I was recently privileged to receive a packet of letters that my aunt received from her Army brothers in World War II. While none of them were killed in battle (thankfully, or I wouldn’t be here to write this), their letters give a glimpse of wartime life that all of them endured.
My father never wrote about his experiences in battle, nor would he talk about them very much when I was a child. The letters he sent were about army life in general, mailed with three cents postage, or six cents airmail.
In 1942, at the age of twenty, Dad was stationed for a time at Camp Bowie in Texas as a company clerk. In one of his many letters, he wrote about being on guard duty. He noted that once, at four o’clock in the morning, he was so sleepy he “tripped over his eyelashes” and fell flat on his face.
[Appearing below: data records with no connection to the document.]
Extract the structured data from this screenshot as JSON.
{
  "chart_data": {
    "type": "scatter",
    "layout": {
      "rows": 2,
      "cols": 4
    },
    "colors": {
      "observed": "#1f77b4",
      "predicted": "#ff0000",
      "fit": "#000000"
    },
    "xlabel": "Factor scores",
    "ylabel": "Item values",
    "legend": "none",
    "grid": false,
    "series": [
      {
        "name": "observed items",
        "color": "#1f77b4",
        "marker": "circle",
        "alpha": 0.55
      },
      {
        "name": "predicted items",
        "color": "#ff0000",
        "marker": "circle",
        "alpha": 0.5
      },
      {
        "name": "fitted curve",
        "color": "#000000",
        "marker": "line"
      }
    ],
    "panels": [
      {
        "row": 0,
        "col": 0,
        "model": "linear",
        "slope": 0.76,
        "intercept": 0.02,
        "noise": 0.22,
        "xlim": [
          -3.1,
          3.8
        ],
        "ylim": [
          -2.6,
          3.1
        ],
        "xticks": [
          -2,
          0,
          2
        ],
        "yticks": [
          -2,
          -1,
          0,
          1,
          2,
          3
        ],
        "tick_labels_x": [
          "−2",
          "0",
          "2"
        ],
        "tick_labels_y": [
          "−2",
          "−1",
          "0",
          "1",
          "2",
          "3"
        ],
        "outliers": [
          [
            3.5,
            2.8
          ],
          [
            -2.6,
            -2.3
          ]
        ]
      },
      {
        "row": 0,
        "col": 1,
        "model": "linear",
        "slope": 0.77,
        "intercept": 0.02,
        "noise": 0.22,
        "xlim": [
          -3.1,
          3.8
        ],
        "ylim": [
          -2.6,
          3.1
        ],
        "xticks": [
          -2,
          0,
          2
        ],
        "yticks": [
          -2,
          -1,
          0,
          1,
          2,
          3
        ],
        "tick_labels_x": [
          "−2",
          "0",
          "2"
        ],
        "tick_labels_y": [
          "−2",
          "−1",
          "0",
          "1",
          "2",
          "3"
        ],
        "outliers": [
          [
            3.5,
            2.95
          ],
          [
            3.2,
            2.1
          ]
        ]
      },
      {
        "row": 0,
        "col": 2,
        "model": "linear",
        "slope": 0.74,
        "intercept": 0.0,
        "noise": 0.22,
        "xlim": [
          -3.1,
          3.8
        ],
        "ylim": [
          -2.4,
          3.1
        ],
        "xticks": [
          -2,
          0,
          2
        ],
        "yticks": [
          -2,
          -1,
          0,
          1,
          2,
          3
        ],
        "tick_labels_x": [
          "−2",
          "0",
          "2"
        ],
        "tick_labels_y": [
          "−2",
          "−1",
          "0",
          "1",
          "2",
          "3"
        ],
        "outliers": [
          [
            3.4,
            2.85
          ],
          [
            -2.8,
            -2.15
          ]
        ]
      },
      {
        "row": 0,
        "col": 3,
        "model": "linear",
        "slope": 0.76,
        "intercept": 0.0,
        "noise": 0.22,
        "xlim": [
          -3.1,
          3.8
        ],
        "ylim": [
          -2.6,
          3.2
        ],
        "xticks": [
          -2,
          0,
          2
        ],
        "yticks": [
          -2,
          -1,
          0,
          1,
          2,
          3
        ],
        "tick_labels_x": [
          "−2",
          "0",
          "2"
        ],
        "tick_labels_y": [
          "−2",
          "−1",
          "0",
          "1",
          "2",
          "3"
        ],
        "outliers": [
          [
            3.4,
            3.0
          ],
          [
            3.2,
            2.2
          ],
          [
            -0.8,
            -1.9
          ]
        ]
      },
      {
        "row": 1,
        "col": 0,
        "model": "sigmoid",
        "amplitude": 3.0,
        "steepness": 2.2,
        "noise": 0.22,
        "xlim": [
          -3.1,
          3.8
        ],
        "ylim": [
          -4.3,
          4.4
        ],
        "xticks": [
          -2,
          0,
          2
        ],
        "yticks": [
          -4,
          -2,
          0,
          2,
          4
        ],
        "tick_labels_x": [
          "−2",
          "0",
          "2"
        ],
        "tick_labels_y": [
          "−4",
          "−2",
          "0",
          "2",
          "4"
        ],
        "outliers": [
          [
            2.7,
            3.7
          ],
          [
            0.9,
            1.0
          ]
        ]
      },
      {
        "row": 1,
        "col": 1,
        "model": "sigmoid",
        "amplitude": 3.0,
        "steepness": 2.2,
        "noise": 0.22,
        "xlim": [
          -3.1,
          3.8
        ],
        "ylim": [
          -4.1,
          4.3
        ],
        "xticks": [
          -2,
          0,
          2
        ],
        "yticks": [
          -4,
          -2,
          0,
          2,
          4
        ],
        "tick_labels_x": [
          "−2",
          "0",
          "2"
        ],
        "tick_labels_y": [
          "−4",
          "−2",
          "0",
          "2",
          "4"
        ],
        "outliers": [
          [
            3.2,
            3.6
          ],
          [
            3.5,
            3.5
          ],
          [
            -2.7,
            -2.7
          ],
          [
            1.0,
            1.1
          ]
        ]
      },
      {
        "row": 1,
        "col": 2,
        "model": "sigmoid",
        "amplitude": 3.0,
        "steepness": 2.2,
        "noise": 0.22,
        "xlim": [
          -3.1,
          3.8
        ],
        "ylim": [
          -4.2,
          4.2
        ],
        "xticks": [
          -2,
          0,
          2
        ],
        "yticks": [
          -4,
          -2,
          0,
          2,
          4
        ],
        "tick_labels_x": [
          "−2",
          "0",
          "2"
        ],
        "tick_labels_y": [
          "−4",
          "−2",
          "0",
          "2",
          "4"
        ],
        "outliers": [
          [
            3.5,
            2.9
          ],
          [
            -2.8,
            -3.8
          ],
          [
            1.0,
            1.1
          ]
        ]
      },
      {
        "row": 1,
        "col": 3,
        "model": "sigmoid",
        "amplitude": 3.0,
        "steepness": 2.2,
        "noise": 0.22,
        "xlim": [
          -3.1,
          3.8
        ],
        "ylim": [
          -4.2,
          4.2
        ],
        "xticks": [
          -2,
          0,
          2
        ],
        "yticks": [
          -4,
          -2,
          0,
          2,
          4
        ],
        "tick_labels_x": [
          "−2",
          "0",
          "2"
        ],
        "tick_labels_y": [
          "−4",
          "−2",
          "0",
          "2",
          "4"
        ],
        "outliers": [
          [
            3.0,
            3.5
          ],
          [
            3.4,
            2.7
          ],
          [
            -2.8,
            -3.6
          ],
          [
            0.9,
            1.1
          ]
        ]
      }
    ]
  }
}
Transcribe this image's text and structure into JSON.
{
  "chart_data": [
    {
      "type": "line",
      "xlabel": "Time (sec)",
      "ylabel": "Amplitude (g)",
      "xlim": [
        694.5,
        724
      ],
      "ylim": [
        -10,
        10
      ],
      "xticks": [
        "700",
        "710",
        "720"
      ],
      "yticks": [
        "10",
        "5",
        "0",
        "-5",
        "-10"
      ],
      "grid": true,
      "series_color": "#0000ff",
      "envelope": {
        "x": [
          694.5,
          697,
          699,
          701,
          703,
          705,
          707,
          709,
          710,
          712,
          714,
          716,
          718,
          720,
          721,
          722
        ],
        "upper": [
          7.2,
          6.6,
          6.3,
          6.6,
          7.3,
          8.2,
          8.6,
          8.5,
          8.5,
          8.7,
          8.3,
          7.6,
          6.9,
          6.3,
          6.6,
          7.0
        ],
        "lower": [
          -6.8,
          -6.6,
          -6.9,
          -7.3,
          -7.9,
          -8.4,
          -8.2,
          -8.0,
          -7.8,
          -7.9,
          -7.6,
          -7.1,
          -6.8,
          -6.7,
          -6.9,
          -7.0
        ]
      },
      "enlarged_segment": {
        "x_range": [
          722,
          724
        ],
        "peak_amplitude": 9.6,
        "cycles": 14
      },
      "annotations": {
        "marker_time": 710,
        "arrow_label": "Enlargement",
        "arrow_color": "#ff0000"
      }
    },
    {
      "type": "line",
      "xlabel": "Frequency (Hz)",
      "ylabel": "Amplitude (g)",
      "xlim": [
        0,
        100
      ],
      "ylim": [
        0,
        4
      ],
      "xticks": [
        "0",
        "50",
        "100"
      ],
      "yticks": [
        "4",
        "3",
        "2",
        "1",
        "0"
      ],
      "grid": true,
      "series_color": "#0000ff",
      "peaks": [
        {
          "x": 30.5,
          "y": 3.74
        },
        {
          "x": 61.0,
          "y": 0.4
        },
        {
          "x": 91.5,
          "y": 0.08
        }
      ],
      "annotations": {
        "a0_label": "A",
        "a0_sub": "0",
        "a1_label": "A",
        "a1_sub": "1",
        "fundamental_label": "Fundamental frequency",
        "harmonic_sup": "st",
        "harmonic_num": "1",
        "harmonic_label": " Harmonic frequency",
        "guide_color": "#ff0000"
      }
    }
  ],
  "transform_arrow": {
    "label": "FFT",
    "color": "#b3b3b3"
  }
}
He felt foolish as he picked himself up and was awake for the rest of the day.
At that time, he enjoyed Army life, but in the following years, his opinion changed. He wrote from Europe about the snow outside their tents. His job then was lineman, stringing telephone cable for military communications. It was a dangerous position. He was at risk of being a sniper target atop telephone poles in freezing temperatures. His letters to my aunt then were more homesick. He missed his mother and sent money to his sister back home to buy roses for his Mom on Mother’s Day. He talked about hoping for a respite by getting a pass to Paris or Brussels.
I imagine most boys in uniform missed their mothers or girlfriends or wives back home. The ones who never got to return left giant, ragged holes in the lives of those who waited for them in vain. So as we remember the fallen soldiers, let us also remember the ones who gave them up unwillingly and had to go on without them.